The long-awaited guidelines apply to people who are fully vaccinated: that means two weeks after receiving the second dose of either the Pfizer-BioNTech or Moderna vaccine or two weeks after receiving one dose of the Johnson & Johnson vaccine.
Key points from the CDC's new guidance for vaccinated people include:
- They can visit with unvaccinated people from a single household who are at low risk for severe COVID-19 disease indoors, without wearing masks or physically distancing.
- They should continue to practice prevention measures such as wearing masks and maintaining physical distance when visiting people who are at increased risk for severe COVID-19 disease or who have an unvaccinated household member who is at increased risk for severe COVID-19 disease, as well as with unvaccinated people from multiple households.
- They should continue to avoid medium-size and large in-person gatherings.
- They should continue to follow CDC advice to delay travel, because “travel increases your chance of spreading and getting COVID-19.”
- They should continue to follow the CDC's infection-control guidelines, including wearing masks and social distancing, while in public.
Here's what to know about your risk of getting or transmitting COVID-19 after you've been vaccinated (and the reasoning behind the CDC's new guidelines).
1. Once you are vaccinated, you have virtually no risk of getting a serious case of COVID-19.
The three vaccines currently in use in the U.S. are 100 percent effective in preventing hospitalization and death due to COVID-19. “Not even one person who got the vaccine [during trials] snuck through and got very sick,” says Monica Gandhi, M.D., a professor and infectious disease expert at University of California, San Francisco. “Not even one."
That means if you've gone through your full vaccine schedule — waiting two weeks after your second dose to allow your body time to build protection — you are more likely to get seriously ill from the regular flu than from COVID-19. “These vaccines are amazing,” Gandhi says. If you do get the virus, she adds, “it'll be a mild cold."
Some people are concerned that the vaccine won't protect them against new and more transmissible variants of the coronavirus, first identified in the U.K., Brazil and South Africa.

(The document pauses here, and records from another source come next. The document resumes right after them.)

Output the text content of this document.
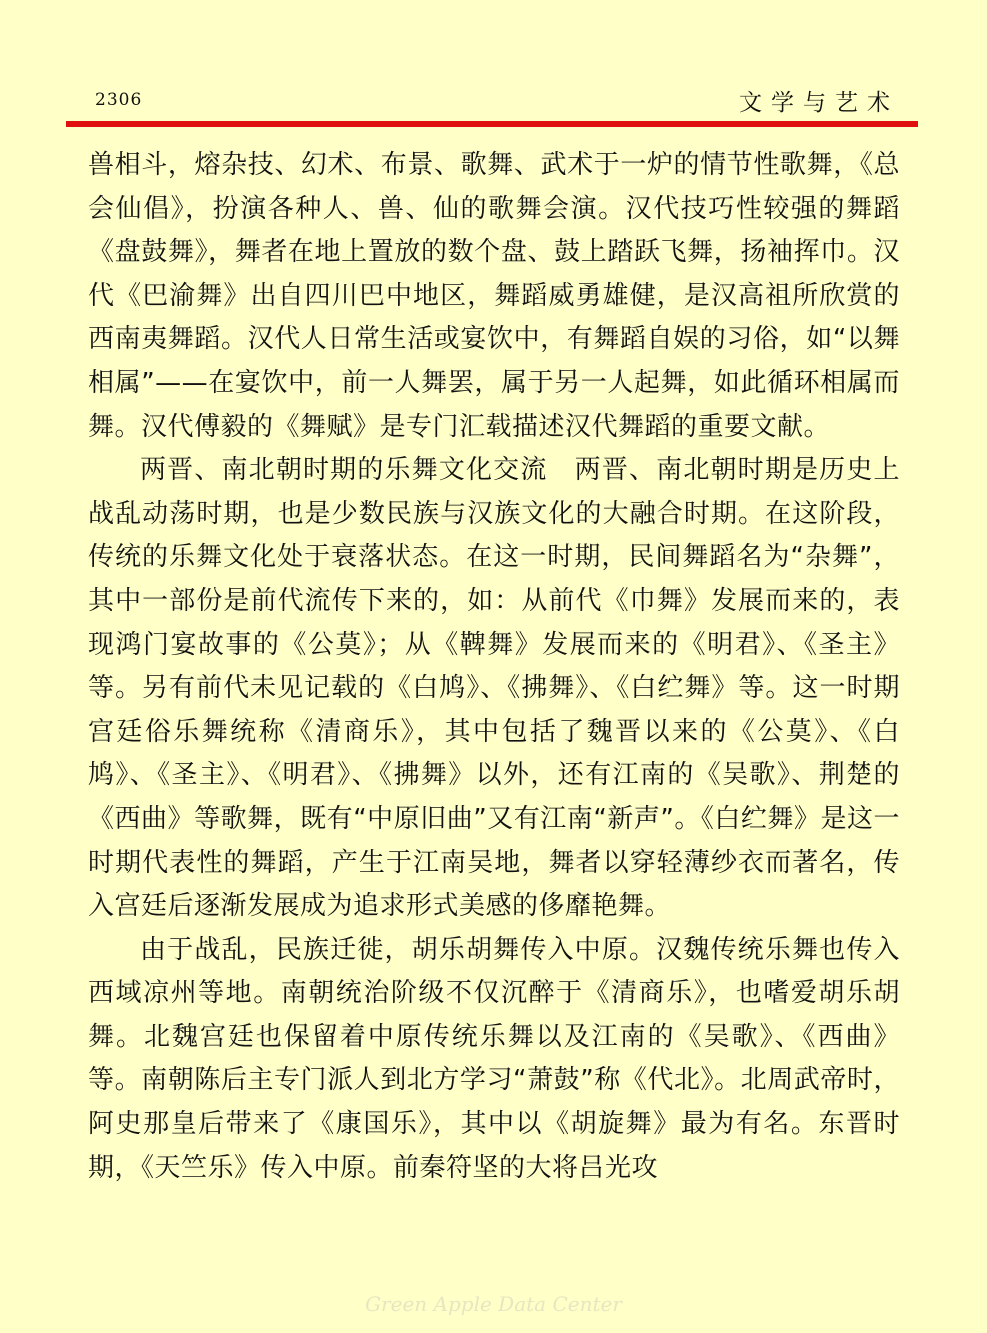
2306	文学与艺术

兽相斗，熔杂技、幻术、布景、歌舞、武术于一炉的情节性歌舞，《总会仙倡》，扮演各种人、兽、仙的歌舞会演。汉代技巧性较强的舞蹈《盘鼓舞》，舞者在地上置放的数个盘、鼓上踏跃飞舞，扬袖挥巾。汉代《巴渝舞》出自四川巴中地区，舞蹈威勇雄健，是汉高祖所欣赏的西南夷舞蹈。汉代人日常生活或宴饮中，有舞蹈自娱的习俗，如“以舞相属”——在宴饮中，前一人舞罢，属于另一人起舞，如此循环相属而舞。汉代傅毅的《舞赋》是专门汇载描述汉代舞蹈的重要文献。

两晋、南北朝时期的乐舞文化交流　两晋、南北朝时期是历史上战乱动荡时期，也是少数民族与汉族文化的大融合时期。在这阶段，传统的乐舞文化处于衰落状态。在这一时期，民间舞蹈名为“杂舞”，其中一部份是前代流传下来的，如：从前代《巾舞》发展而来的，表现鸿门宴故事的《公莫》；从《鞞舞》发展而来的《明君》、《圣主》等。另有前代未见记载的《白鸠》、《拂舞》、《白纻舞》等。这一时期宫廷俗乐舞统称《清商乐》，其中包括了魏晋以来的《公莫》、《白鸠》、《圣主》、《明君》、《拂舞》以外，还有江南的《吴歌》、荆楚的《西曲》等歌舞，既有“中原旧曲”又有江南“新声”。《白纻舞》是这一时期代表性的舞蹈，产生于江南吴地，舞者以穿轻薄纱衣而著名，传入宫廷后逐渐发展成为追求形式美感的侈靡艳舞。

由于战乱，民族迁徙，胡乐胡舞传入中原。汉魏传统乐舞也传入西域凉州等地。南朝统治阶级不仅沉醉于《清商乐》，也嗜爱胡乐胡舞。北魏宫廷也保留着中原传统乐舞以及江南的《吴歌》、《西曲》等。南朝陈后主专门派人到北方学习“萧鼓”称《代北》。北周武帝时，阿史那皇后带来了《康国乐》，其中以《胡旋舞》最为有名。东晋时期，《天竺乐》传入中原。前秦符坚的大将吕光攻

Green Apple Data Center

While public health officials are concerned and are studying these strains closely, the vaccines being given in the U.S. appear to be remarkably effective against all variants, Gandhi says. The confusion about the issue may stem from the news that the one-shot Johnson & Johnson vaccine was less effective at preventing more moderate COVID-19 infection in South Africa; even so, it was still able to prevent 100 percent of hospitalizations.
2. Even if you're vaccinated, you may infect someone who is unvaccinated.
This is where the waters get muddy. There is a chance that even if you have been vaccinated, you could be an asymptomatic carrier of the coronavirus and infect someone who is unvaccinated.